Trueta and Trias have not only emphasized the effect of weight-bearing on joint degeneration but have also pointed out that osteoarthritis is brought about by interference with the vitality of the chondrocytes, and that this is commonly achieved by wrongly distributed and intermittent pressure. Although weight-bearing areas show the development of degenerative changes, the work of Harrison and others showed that the primary change in articular cartilage took place in the non-weight-bearing areas and consisted mainly of hyperplasia of the cartilage, leading to chondromalacia. Thus it may be that the occurrence of osteoarthritis depends not so much on weight-bearing on so-called normal areas but on weight-bearing on areas of joint cartilage not normally subject to pressure. This may be due to anatomical anomalies of which the Antarctic sledge dog shows no signs, or to incorrect joint function causing undo compression on part of the articular cartilage and insufficient compression on the remainder. If, as has been suggested, the Antarctic sledge dog adopts an unusual posture while pulling, this abnormal gait will induce faulty joint function. In addition, the life of the dogs is such that hard-pulling efforts alternate with "lie-up" periods of bad weather, periods when the dog drivers are working in the field away from the team, and long spells of relative idleness at the scientific station. It is probable that this alternation between extreme effort and rest is an important factor leading to articular changes.

The effects of pressure and postural changes have been implicated in the possibility of ischaemia of articular structures. Articular cartilage itself is devoid of blood vessels except in the very young and the very old. It was suggested by Walmsley that the arterial supply to the head of the femur in man was reduced with age. However Harrison and others found a copious blood supply and free anastomosis even in old age, and Roberts found no evidence to support the view that osteoarthritis in the human hip is often due to ischaemia of the femoral head. Against this, Trueta and Trias found in the rabbit that after about 14 days of severe continuous pressure on the stifle joint there was irreversible interference with growth of the epiphysial cartilage due to compression damage and interruption of the blood supply. Hall showed in similar experiments in the young rat that articular surfaces of young animals were able to stand considerable compression without becoming necrotic and that this ability was retained even in maturity. Thus the evidence suggests that interference with the vascular epiphyseal cartilage is easier to achieve than interference with the relatively non-vascular articular cartilage. In this respect the intermittent high pressure on the main limb joints of the Antarctic husky could lead to changes in the epiphyseal cartilage, particularly in the growing animal. It is therefore most important that the musculo-skeletal system of the Antarctic dogs should be allowed to mature before they are expected to haul heavy loads.

In short, it would appear that the diet of these dogs is not implicated in the occurrence of osteoarthritis.

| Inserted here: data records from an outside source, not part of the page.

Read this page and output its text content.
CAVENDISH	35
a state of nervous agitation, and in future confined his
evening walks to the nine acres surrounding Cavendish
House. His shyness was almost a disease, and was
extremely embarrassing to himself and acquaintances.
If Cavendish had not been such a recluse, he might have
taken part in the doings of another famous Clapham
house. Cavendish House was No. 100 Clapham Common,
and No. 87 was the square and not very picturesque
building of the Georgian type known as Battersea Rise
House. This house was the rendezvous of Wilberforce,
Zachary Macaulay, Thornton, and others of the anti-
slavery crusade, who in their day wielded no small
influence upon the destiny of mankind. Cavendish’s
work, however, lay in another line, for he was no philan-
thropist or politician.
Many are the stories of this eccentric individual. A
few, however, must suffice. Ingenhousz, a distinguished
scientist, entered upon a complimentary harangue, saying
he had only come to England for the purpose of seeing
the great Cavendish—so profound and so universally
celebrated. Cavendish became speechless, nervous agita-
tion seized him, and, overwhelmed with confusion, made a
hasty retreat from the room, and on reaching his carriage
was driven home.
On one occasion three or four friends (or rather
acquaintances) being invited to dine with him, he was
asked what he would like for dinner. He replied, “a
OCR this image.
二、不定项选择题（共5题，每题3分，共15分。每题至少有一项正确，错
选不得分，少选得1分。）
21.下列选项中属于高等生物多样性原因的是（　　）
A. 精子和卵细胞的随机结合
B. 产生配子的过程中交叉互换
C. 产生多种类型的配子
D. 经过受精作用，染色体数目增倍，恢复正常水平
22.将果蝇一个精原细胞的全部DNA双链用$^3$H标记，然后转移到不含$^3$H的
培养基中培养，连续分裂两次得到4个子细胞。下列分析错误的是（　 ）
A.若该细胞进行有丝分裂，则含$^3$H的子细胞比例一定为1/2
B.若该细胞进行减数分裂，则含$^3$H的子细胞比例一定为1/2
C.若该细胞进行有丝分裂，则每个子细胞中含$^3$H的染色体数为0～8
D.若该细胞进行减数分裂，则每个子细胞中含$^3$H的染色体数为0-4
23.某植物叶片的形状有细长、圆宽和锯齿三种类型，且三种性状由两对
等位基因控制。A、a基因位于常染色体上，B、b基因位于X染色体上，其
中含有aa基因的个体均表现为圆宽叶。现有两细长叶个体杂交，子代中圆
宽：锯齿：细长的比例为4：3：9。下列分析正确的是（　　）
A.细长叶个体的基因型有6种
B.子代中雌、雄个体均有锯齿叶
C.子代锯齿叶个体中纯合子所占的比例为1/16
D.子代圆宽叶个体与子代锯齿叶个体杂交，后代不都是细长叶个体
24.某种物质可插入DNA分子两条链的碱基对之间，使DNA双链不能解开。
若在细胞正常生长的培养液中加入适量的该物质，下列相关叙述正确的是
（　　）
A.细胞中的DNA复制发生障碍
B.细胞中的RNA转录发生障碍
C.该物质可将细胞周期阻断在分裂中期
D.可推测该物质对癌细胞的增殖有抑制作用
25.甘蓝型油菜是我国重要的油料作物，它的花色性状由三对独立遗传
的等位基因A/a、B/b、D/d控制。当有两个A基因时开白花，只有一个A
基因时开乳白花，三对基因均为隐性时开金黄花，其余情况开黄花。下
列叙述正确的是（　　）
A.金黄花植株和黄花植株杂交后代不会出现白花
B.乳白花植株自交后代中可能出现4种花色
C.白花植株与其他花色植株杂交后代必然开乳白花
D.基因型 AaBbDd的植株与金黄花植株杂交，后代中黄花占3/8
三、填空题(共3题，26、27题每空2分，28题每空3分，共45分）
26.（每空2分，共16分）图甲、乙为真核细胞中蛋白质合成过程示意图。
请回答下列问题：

Extreme conditions must have a detrimental effect on the physiology of the Antarctic sledge dog, but it has not been possible to coordinate this with osteoarthritis.


In the British Antarctic Survey sledge dog, the stress and strains involved in pulling a loaded sledge in an adverse environment are the main factors causing exaggeration of degenerative changes in the hips and shoulders, here called osteoarthritis. It is suggested that the abnormal posture of the dogs while pulling causes incorrect distribution of great pressures on the joints, producing incorrect joint function.  It is not known whether similar work-induced changes occur in other draught animals. It therefore appears that this condition could only be noticeably alleviated by changing the way of life of the dogs and thereby eliminating their usefulness.